Autor zaciekawił mnie obrazem umieszczonym we wstępie. Jakby w środku był niedokończony albo... wymazany. I dokładnie tak jest. To obraz niezwykły, ponieważ namacalnie dowodzący wyroku skazującego na całkowite zapomnienie osoby Patricka Branwella Brontë wydanego przez jego siostry. Po rekonstrukcji przywracającej mu pierwotny wygląd w miejscu smugi nieokreślonego cienia stoi jego postać. Tę swoistą karę skazywania na zapomnienie, często stosowaną w starożytności pod nazwą „duminatio memoriae”, historia literatury, według autora, „zna tylko jeden przypadek osoby, wobec której zastosowano duminatio memoriae. To Patrick Branwell Brontë, brat trzech słynnych sióstr pisarek. Decyzję podjęła najstarsza, Charlotte, świat ją zaaprobował, a nielicznych, którzy przedstawili dowody w obronie jego dobrego imienia i geniuszu, konsekwentnie zbywano milczeniem”.

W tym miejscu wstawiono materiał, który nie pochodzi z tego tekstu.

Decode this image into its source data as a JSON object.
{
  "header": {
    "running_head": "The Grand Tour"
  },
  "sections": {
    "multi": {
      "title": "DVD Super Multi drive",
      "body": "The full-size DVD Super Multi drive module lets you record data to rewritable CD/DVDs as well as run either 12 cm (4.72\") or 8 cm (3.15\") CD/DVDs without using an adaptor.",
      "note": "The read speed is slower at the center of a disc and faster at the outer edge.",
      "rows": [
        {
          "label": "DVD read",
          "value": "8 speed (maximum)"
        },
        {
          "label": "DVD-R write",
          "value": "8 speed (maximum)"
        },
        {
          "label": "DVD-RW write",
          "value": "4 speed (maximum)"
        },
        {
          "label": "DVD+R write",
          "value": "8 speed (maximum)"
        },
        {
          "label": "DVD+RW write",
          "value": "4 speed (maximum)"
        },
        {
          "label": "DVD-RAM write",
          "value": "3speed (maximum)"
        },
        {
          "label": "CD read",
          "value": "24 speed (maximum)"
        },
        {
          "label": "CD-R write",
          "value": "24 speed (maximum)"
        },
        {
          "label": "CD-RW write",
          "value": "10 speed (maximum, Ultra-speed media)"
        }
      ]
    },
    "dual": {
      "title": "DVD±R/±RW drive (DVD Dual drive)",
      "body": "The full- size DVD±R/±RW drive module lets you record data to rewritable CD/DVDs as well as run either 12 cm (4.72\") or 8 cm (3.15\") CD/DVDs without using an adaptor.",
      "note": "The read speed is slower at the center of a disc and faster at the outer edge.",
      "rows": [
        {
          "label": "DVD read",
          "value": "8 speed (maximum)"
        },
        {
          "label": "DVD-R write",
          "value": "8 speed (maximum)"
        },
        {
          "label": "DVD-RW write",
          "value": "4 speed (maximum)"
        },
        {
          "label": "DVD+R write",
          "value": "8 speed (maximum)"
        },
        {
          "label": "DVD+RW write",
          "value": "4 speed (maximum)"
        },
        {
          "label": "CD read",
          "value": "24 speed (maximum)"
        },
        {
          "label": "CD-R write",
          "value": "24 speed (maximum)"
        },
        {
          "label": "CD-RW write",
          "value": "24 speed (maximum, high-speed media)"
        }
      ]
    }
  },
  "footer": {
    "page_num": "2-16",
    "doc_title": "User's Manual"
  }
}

Autor postanowił to zmienić!
Wprawdzie we wstępie dokładnie określił cel swojej publikacji – „ukazanie logiki ich wzajemnych wpływów, zjawiska zaistnienia wspólnego geniuszu połączonych intelektów” – to dla mnie ta opowieść (tak, opowieść, a nie opracowanie!) była kompilacją biografii i analizy literackiej oraz twórczości pozaliterackiej toczona przez nietypowego badacza – krytyka literackiego i poety, który przyjął rolę nieustępliwego, dociekliwego detektywa z wrażliwością artysty zauroczonego historią niezwykłego rodzeństwa.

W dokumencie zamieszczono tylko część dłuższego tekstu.